There I had the pleasure of meeting Dr Ayrat Khabibov, Head of Development at Moscow International Medical Cluster; [who, as an aside, had clearly looked at the NHSA website and asked me informed questions about our work, most notably “How does such a small core team get to be so successful at what you do?”] and chairing his panel. This was on a subject close to the NHSA’s heart ‘Meeting the Challenges of Cross-Sectoral Working with Data to Drive Innovation’.
Alongside Ayrat were Professor Patrizia D’Allessio, Professor of Cell Biology, University Paris-Sud and Blanca Jordan, Health Sector Director at ATOS. Some very exciting activity has been generated from connections I made at the convention. Firstly, making new connections with my co-panellists which will hopefully lay foundations for future collaboration and secondly an opportunity to spend time with a colleague from closer to home, Lee Omar, CEO of Liverpool’s Red Ninja. During our time in France there was a large media splash back home on a piece of AI created by Lee and his team, which is designed to cut the time it takes for an ambulance to transport a critically ill person to hospital by changing the traffic light sequence along the route.
I am very excited about the capacity this AI has for saving lives and so, true to our core aims, the NHSA has offered our support, via introductions to our network, in assisting wider adoption and spread across the North. If you would like to hear more about the plans for wider adoption of the LiFE system and be introduced to Lee and his team of bright shiny stars, please don’t hesitate to contact me.
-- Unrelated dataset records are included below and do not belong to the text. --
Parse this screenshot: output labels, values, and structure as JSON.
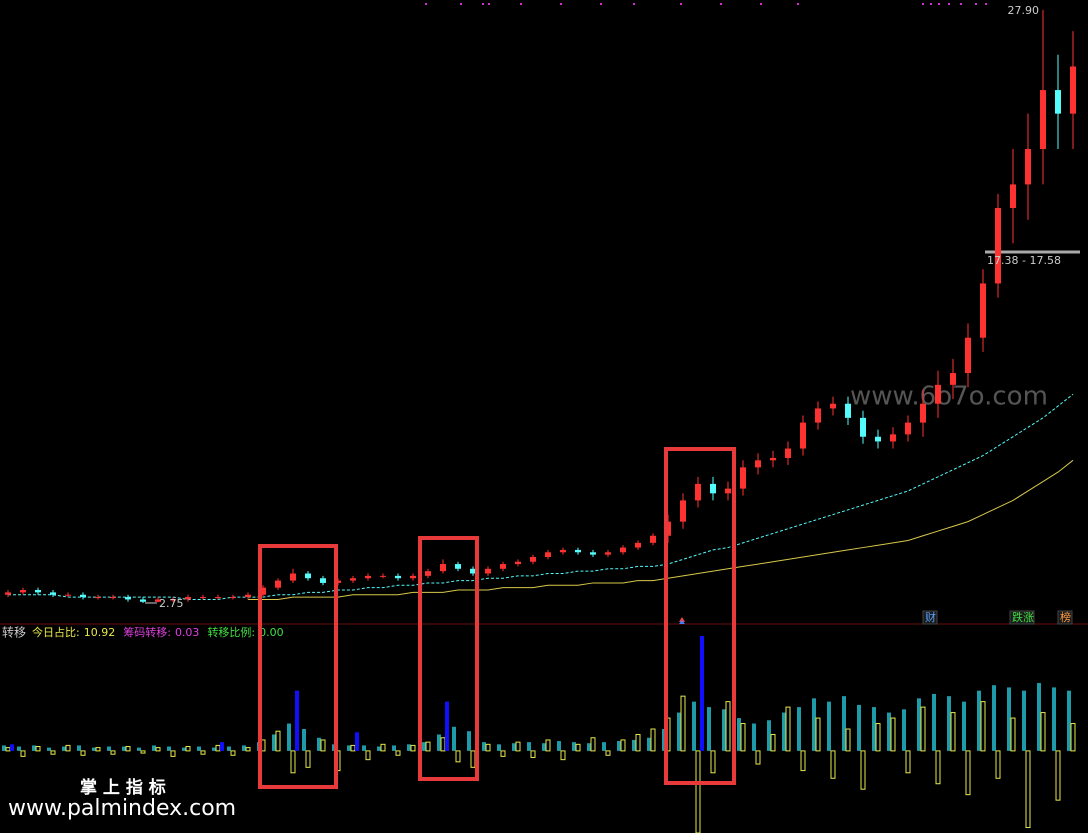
{
  "chart_data": {
    "type": "candlestick",
    "open": [
      3.1,
      3.2,
      3.3,
      3.2,
      3.1,
      3.1,
      3.0,
      3.0,
      3.0,
      2.9,
      2.8,
      2.9,
      2.9,
      3.0,
      3.0,
      3.0,
      3.0,
      3.1,
      3.4,
      3.7,
      4.0,
      3.8,
      3.6,
      3.7,
      3.8,
      3.9,
      3.9,
      3.8,
      3.9,
      4.1,
      4.4,
      4.2,
      4.0,
      4.2,
      4.4,
      4.5,
      4.7,
      4.9,
      5.0,
      4.9,
      4.8,
      4.9,
      5.1,
      5.3,
      5.6,
      6.2,
      7.1,
      7.8,
      7.4,
      7.6,
      8.5,
      8.8,
      8.9,
      9.3,
      10.4,
      11.0,
      11.2,
      10.6,
      9.8,
      9.6,
      9.9,
      10.4,
      11.2,
      12.0,
      12.5,
      14.0,
      16.3,
      19.5,
      20.5,
      22.0,
      24.5,
      23.5
    ],
    "high": [
      3.3,
      3.4,
      3.4,
      3.3,
      3.2,
      3.2,
      3.1,
      3.1,
      3.1,
      3.0,
      3.0,
      3.0,
      3.1,
      3.1,
      3.1,
      3.1,
      3.2,
      3.5,
      3.8,
      4.2,
      4.1,
      3.9,
      3.8,
      3.9,
      4.0,
      4.0,
      4.0,
      4.0,
      4.2,
      4.6,
      4.5,
      4.3,
      4.3,
      4.5,
      4.6,
      4.8,
      5.0,
      5.1,
      5.1,
      5.0,
      5.0,
      5.2,
      5.4,
      5.7,
      6.5,
      7.4,
      8.1,
      8.1,
      7.9,
      8.8,
      9.1,
      9.2,
      9.6,
      10.7,
      11.3,
      11.5,
      11.5,
      10.9,
      10.1,
      10.2,
      10.7,
      11.8,
      12.6,
      13.1,
      14.6,
      16.9,
      20.1,
      22.0,
      23.5,
      27.9,
      26.0,
      27.0
    ],
    "low": [
      3.0,
      3.1,
      3.1,
      3.0,
      3.0,
      2.9,
      2.9,
      2.9,
      2.8,
      2.75,
      2.78,
      2.8,
      2.8,
      2.9,
      2.9,
      2.9,
      2.9,
      3.0,
      3.3,
      3.6,
      3.7,
      3.5,
      3.5,
      3.6,
      3.7,
      3.8,
      3.7,
      3.7,
      3.8,
      4.0,
      4.1,
      3.9,
      3.9,
      4.1,
      4.3,
      4.4,
      4.6,
      4.8,
      4.8,
      4.7,
      4.7,
      4.8,
      5.0,
      5.2,
      5.3,
      5.9,
      6.8,
      7.1,
      7.1,
      7.3,
      8.2,
      8.5,
      8.6,
      9.0,
      10.1,
      10.7,
      10.3,
      9.5,
      9.3,
      9.3,
      9.6,
      9.8,
      10.6,
      11.4,
      11.9,
      13.4,
      15.7,
      18.0,
      19.0,
      20.5,
      22.0,
      22.0
    ],
    "close": [
      3.2,
      3.3,
      3.2,
      3.1,
      3.1,
      3.0,
      3.0,
      3.0,
      2.9,
      2.8,
      2.9,
      2.9,
      3.0,
      3.0,
      3.0,
      3.0,
      3.1,
      3.4,
      3.7,
      4.0,
      3.8,
      3.6,
      3.7,
      3.8,
      3.9,
      3.9,
      3.8,
      3.9,
      4.1,
      4.4,
      4.2,
      4.0,
      4.2,
      4.4,
      4.5,
      4.7,
      4.9,
      5.0,
      4.9,
      4.8,
      4.9,
      5.1,
      5.3,
      5.6,
      6.2,
      7.1,
      7.8,
      7.4,
      7.6,
      8.5,
      8.8,
      8.9,
      9.3,
      10.4,
      11.0,
      11.2,
      10.6,
      9.8,
      9.6,
      9.9,
      10.4,
      11.2,
      12.0,
      12.5,
      14.0,
      16.3,
      19.5,
      20.5,
      22.0,
      24.5,
      23.5,
      25.5
    ],
    "up_color": "#ff3232",
    "down_color": "#54fcfc",
    "ylim": [
      2.41,
      28.32
    ],
    "lines": [
      {
        "color": "#54fcfc",
        "dashed": true,
        "values": [
          3.1,
          3.1,
          3.1,
          3.1,
          3.0,
          3.0,
          3.0,
          3.0,
          3.0,
          3.0,
          3.0,
          3.0,
          2.9,
          2.9,
          2.9,
          3.0,
          3.0,
          3.0,
          3.1,
          3.1,
          3.2,
          3.2,
          3.3,
          3.3,
          3.4,
          3.4,
          3.5,
          3.5,
          3.6,
          3.6,
          3.7,
          3.7,
          3.8,
          3.8,
          3.9,
          3.9,
          4.0,
          4.0,
          4.1,
          4.1,
          4.2,
          4.2,
          4.3,
          4.3,
          4.4,
          4.6,
          4.8,
          5.0,
          5.1,
          5.3,
          5.5,
          5.7,
          5.9,
          6.1,
          6.3,
          6.5,
          6.7,
          6.9,
          7.1,
          7.3,
          7.5,
          7.8,
          8.1,
          8.4,
          8.7,
          9.0,
          9.4,
          9.8,
          10.2,
          10.6,
          11.1,
          11.6
        ]
      },
      {
        "color": "#d8c84a",
        "dashed": false,
        "values": [
          null,
          null,
          null,
          null,
          null,
          null,
          null,
          null,
          null,
          null,
          null,
          null,
          null,
          null,
          null,
          null,
          2.9,
          2.9,
          2.9,
          3.0,
          3.0,
          3.0,
          3.0,
          3.1,
          3.1,
          3.1,
          3.1,
          3.2,
          3.2,
          3.2,
          3.3,
          3.3,
          3.3,
          3.4,
          3.4,
          3.4,
          3.5,
          3.5,
          3.5,
          3.6,
          3.6,
          3.6,
          3.7,
          3.7,
          3.8,
          3.9,
          4.0,
          4.1,
          4.2,
          4.3,
          4.4,
          4.5,
          4.6,
          4.7,
          4.8,
          4.9,
          5.0,
          5.1,
          5.2,
          5.3,
          5.4,
          5.6,
          5.8,
          6.0,
          6.2,
          6.5,
          6.8,
          7.1,
          7.5,
          7.9,
          8.3,
          8.8
        ]
      }
    ],
    "annotations": [
      {
        "text": "27.90",
        "index": 69
      },
      {
        "text": "2.75",
        "index": 9
      },
      {
        "text": "17.38 - 17.58",
        "value": 17.5
      }
    ],
    "markers": [
      "财",
      "跌涨",
      "榜"
    ],
    "indicator": {
      "name": "转移",
      "items": [
        "今日占比:",
        "筹码转移:",
        "转移比例:"
      ],
      "values": [
        10.92,
        0.03,
        0
      ],
      "value_labels": [
        "10.92",
        "0.03",
        "0.00"
      ],
      "colors": [
        "#e8e84a",
        "#e040e0",
        "#40e040"
      ],
      "ylim": [
        -75,
        115
      ],
      "series": [
        {
          "color": "#1e9aa8",
          "values": [
            5,
            4,
            5,
            3,
            4,
            5,
            3,
            4,
            4,
            3,
            5,
            4,
            3,
            4,
            3,
            4,
            5,
            8,
            15,
            25,
            20,
            12,
            6,
            5,
            5,
            4,
            5,
            6,
            8,
            15,
            22,
            18,
            8,
            6,
            7,
            8,
            7,
            9,
            8,
            7,
            8,
            9,
            10,
            12,
            20,
            35,
            45,
            40,
            38,
            30,
            25,
            28,
            35,
            40,
            48,
            45,
            50,
            42,
            40,
            35,
            38,
            48,
            52,
            50,
            45,
            55,
            60,
            58,
            55,
            62,
            58,
            55
          ]
        },
        {
          "color": "#e8e84a",
          "values": [
            3,
            -5,
            4,
            -3,
            5,
            -4,
            3,
            -3,
            4,
            -2,
            3,
            -5,
            4,
            -3,
            5,
            -4,
            3,
            10,
            18,
            -20,
            -15,
            10,
            -18,
            5,
            -8,
            6,
            -4,
            5,
            8,
            12,
            -10,
            -15,
            6,
            -5,
            8,
            -6,
            10,
            -8,
            6,
            12,
            -4,
            10,
            15,
            20,
            30,
            50,
            -75,
            -20,
            45,
            25,
            -12,
            15,
            40,
            -18,
            30,
            -25,
            20,
            -35,
            25,
            30,
            -20,
            40,
            -30,
            35,
            -40,
            45,
            -25,
            30,
            -70,
            35,
            -45,
            25
          ]
        },
        {
          "color": "#1010ff",
          "values": [
            6,
            0,
            0,
            0,
            0,
            0,
            0,
            0,
            0,
            0,
            0,
            0,
            0,
            0,
            8,
            0,
            0,
            0,
            0,
            55,
            0,
            0,
            0,
            17,
            0,
            0,
            0,
            0,
            0,
            45,
            0,
            0,
            0,
            0,
            0,
            0,
            0,
            0,
            0,
            0,
            0,
            0,
            0,
            0,
            0,
            0,
            105,
            0,
            0,
            0,
            0,
            0,
            0,
            0,
            0,
            0,
            0,
            0,
            0,
            0,
            0,
            0,
            0,
            0,
            0,
            0,
            0,
            0,
            0,
            0,
            0,
            0
          ]
        }
      ]
    },
    "watermarks": [
      "www.6o7o.com",
      "掌 上 指 标",
      "www.palmindex.com"
    ]
  }
}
Maximising on fortuitous meetings aside, my focus on my return has been firmly placed on NHSA business planning for 2018 and reviewing and capturing our activity of the last year in preparation for reporting to HEFCE.
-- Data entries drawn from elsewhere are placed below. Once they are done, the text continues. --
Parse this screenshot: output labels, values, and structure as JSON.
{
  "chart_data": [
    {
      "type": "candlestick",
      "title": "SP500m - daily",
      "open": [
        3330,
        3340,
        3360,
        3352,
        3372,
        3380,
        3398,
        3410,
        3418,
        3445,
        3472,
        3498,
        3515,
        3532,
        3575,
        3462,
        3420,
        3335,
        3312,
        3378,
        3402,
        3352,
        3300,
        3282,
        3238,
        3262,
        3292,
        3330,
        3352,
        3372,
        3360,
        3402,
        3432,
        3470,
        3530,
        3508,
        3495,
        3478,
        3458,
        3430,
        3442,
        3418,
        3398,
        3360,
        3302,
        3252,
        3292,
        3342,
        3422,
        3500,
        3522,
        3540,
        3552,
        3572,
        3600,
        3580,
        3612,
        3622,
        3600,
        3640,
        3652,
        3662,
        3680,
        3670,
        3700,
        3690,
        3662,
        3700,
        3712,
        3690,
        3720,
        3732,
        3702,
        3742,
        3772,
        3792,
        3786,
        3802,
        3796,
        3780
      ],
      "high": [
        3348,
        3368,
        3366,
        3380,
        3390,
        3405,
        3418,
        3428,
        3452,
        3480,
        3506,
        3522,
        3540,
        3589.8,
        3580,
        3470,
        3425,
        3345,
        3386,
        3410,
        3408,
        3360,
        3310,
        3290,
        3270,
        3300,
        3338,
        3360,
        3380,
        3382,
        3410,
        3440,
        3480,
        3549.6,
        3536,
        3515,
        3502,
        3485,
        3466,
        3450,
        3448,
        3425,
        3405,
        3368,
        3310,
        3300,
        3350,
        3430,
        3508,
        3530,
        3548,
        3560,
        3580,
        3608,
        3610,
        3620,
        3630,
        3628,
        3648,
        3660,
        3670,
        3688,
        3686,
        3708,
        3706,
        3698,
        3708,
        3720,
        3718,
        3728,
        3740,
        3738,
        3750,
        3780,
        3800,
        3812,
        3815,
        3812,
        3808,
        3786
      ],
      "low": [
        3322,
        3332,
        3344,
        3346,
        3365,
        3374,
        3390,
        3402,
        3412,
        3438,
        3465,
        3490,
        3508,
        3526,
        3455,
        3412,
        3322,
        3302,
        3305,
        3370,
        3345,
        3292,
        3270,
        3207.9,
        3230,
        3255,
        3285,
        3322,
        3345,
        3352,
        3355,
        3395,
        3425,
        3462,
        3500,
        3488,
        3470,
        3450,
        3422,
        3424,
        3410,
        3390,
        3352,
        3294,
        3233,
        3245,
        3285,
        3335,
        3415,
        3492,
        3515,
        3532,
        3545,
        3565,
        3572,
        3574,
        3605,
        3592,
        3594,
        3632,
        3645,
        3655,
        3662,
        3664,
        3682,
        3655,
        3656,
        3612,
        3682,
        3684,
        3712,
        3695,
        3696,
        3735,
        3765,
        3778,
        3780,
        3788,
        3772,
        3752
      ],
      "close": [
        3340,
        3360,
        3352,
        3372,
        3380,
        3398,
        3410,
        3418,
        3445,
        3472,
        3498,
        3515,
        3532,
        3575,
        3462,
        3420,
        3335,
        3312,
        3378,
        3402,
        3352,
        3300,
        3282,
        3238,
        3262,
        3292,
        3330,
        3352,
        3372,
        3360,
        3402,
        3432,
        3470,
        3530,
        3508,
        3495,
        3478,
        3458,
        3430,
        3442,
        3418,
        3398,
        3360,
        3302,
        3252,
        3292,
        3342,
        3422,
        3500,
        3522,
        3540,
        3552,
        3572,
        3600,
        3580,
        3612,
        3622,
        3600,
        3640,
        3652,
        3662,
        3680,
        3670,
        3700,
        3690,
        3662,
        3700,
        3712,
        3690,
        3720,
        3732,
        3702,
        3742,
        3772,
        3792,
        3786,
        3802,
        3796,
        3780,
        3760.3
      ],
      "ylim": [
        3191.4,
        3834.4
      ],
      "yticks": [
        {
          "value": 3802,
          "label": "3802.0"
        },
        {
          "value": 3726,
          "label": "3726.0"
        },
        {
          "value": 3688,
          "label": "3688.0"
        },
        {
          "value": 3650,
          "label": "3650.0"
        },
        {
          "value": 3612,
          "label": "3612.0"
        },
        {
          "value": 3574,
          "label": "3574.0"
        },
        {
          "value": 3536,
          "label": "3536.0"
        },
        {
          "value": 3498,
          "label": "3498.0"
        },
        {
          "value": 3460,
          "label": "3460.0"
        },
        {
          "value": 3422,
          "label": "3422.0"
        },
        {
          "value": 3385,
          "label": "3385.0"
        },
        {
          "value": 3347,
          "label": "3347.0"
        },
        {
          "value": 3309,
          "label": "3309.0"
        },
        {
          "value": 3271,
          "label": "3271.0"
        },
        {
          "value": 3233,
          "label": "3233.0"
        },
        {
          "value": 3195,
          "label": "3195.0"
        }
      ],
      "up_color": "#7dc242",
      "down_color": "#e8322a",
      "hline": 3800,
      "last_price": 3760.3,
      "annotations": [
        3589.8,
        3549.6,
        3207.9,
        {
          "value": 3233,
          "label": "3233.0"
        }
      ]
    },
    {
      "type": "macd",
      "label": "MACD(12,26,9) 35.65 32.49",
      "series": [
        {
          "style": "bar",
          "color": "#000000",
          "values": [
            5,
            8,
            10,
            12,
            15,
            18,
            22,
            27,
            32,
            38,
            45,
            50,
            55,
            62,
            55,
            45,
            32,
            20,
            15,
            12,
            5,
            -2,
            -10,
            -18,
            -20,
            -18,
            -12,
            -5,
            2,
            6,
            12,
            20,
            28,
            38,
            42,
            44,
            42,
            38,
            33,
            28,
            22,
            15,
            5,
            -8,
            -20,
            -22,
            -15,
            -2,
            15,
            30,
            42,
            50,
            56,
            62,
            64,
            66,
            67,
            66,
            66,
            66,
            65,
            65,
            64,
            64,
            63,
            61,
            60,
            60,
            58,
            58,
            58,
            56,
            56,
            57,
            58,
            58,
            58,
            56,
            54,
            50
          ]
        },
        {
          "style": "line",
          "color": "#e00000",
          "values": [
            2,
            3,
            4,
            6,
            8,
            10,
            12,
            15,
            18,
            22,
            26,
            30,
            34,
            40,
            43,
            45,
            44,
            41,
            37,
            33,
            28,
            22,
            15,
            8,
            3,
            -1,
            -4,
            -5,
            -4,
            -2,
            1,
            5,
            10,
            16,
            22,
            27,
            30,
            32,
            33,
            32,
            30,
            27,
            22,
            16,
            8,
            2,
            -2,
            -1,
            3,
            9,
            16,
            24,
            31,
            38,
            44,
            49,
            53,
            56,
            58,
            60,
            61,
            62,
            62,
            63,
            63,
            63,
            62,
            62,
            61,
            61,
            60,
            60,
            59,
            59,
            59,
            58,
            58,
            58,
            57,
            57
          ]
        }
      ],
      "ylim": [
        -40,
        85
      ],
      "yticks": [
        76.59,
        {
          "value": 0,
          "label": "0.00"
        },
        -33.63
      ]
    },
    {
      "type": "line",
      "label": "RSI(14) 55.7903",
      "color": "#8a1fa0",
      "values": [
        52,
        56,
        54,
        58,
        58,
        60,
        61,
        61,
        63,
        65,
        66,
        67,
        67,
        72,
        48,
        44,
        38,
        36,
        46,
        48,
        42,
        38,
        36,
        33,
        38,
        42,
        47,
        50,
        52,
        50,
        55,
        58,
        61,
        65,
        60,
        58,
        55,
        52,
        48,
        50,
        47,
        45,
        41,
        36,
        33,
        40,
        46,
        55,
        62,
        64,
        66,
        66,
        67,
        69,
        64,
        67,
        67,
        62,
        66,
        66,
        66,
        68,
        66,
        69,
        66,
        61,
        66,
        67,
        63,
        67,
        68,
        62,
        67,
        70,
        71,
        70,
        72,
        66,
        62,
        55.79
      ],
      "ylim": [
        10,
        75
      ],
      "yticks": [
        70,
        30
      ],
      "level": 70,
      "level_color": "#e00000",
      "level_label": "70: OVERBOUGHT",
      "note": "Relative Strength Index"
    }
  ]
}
Let me reflect on the purpose of business planning for a moment and the importance of synthesising dreaming and doing. Thomas Edison wrote “Being busy does not always mean real work. The object of all work is production or accomplishment and to either of these ends there must be forethought, system, planning, intelligence and honest purpose, as well as perspiration. Seeming to do is not doing.”
I am renowned for my system-led approach of support to my CEO and the team; from heating the mug in which I have my morning coffee to ensure it stays hotter for longer to my ever-present ‘to do’ list to writing a project plan for our large deliverables. However, these characteristics require exposure to the creative and artistic minds of the team for ideas to be brought to life. It is my belief that, and attempting to answer Ayrat’s question above, for a team to be successful it requires a fertile environment where the vision and aspirations of the creative, on what can be done, are converted into successful delivery via the process of planning. When I am planning the garden in my newly built home, I shall be giving careful consideration as to where to plant a tree!
I look forward to writing again in a couple of weeks, when my focus will be on the role of women in senior business roles as we recognise International Women’s Day.